A sustainable neuromorphic framework for disease diagnosis using digital medical imaging
Background and objective:
In the diagnosis of medical images, neural network classifications can support rapid diagnosis together with existing imaging methods. Although current state-of-the-art deep learning methods can contribute to this image recognition, the aim of the present study is to develop a general classification framework with brain-inspired neural networks. Following this intention, spiking neural network models, also known as third-generation models, are included here to capitalize on their sparse characteristics and capacity to significantly decrease energy consumption. Inspired by the recent development of neuromorphic hardware, a sustainable neural network framework is proposed, leading to an energy reduction down to a thousandth compared to the current state-of-the-art second-generation counterpart of artificial neural networks. Making use of sparse signal transmissions as in the human brain, a neuromorphic algorithm for imaging diagnostics is introduced.
Methods:
A novel, sustainable, brain-inspired spiking neural network is proposed to perform the multi-class classification of digital medical images. The framework comprises branched and densely connected layers described by a Leaky-Integrate and Fire (LIF) neuron model. Backpropagation of discontinuous spiking activations in the forward pass is achieved by surrogate gradients, in this case, fast sigmoid.

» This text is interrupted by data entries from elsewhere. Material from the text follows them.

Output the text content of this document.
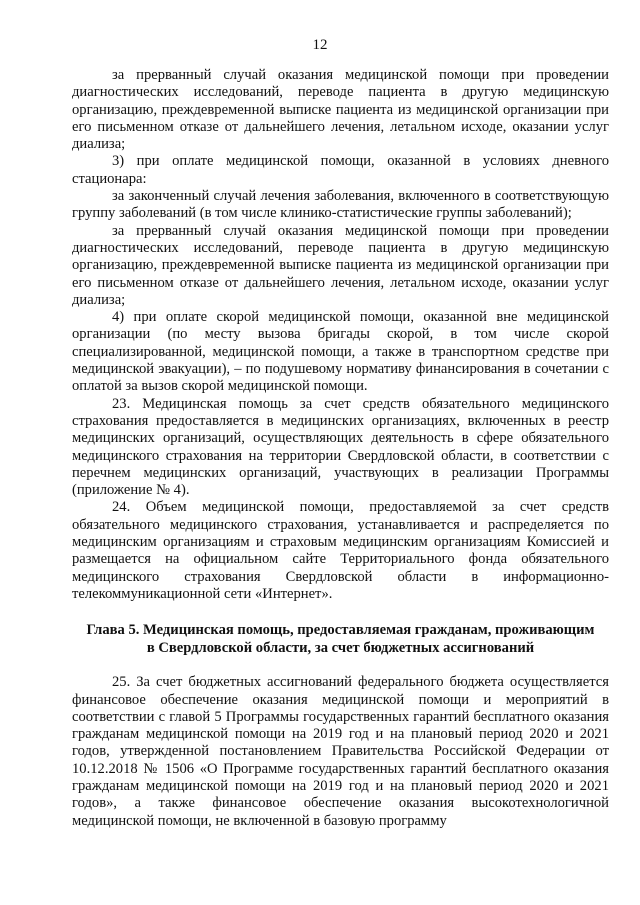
12

за прерванный случай оказания медицинской помощи при проведении диагностических исследований, переводе пациента в другую медицинскую организацию, преждевременной выписке пациента из медицинской организации при его письменном отказе от дальнейшего лечения, летальном исходе, оказании услуг диализа;

3) при оплате медицинской помощи, оказанной в условиях дневного стационара:

за законченный случай лечения заболевания, включенного в соответствующую группу заболеваний (в том числе клинико-статистические группы заболеваний);

за прерванный случай оказания медицинской помощи при проведении диагностических исследований, переводе пациента в другую медицинскую организацию, преждевременной выписке пациента из медицинской организации при его письменном отказе от дальнейшего лечения, летальном исходе, оказании услуг диализа;

4) при оплате скорой медицинской помощи, оказанной вне медицинской организации (по месту вызова бригады скорой, в том числе скорой специализированной, медицинской помощи, а также в транспортном средстве при медицинской эвакуации), – по подушевому нормативу финансирования в сочетании с оплатой за вызов скорой медицинской помощи.

23. Медицинская помощь за счет средств обязательного медицинского страхования предоставляется в медицинских организациях, включенных в реестр медицинских организаций, осуществляющих деятельность в сфере обязательного медицинского страхования на территории Свердловской области, в соответствии с перечнем медицинских организаций, участвующих в реализации Программы (приложение № 4).

24. Объем медицинской помощи, предоставляемой за счет средств обязательного медицинского страхования, устанавливается и распределяется по медицинским организациям и страховым медицинским организациям Комиссией и размещается на официальном сайте Территориального фонда обязательного медицинского страхования Свердловской области в информационно-телекоммуникационной сети «Интернет».

Глава 5. Медицинская помощь, предоставляемая гражданам, проживающим
в Свердловской области, за счет бюджетных ассигнований

25. За счет бюджетных ассигнований федерального бюджета осуществляется финансовое обеспечение оказания медицинской помощи и мероприятий в соответствии с главой 5 Программы государственных гарантий бесплатного оказания гражданам медицинской помощи на 2019 год и на плановый период 2020 и 2021 годов, утвержденной постановлением Правительства Российской Федерации от 10.12.2018 № 1506 «О Программе государственных гарантий бесплатного оказания гражданам медицинской помощи на 2019 год и на плановый период 2020 и 2021 годов», а также финансовое обеспечение оказания высокотехнологичной медицинской помощи, не включенной в базовую программу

The data for the spiking neural network is encoded into binary spikes with a latency encoding strategy. The proposed model is evaluated on a publicly available dataset of digital X-rays of chest and compared with an equivalent classical neural network. The models are trained using enhanced and pre-processed X-ray images and are evaluated based on classification metrics.
Results:
The proposed neuromorphic framework had an extremely high classification accuracy of 99.22 on an unseen test set, together with high precision and recall figures. The framework achieves this accuracy, all the while consuming 1000 times less electrical power than classical neural network architectures.
Conclusion:
Though there is a loss of information due to encoding, the proposed neuromorphic framework has achieved accuracy close to its second-generation counterpart. Therefore, the benefit of the proposed framework is the high accuracy of classification while consuming a thousandth of the power, enabling a sustainable and accessible add-on for the available diagnostic tools, such as medical imaging equipment, to achieve rapid diagnosis.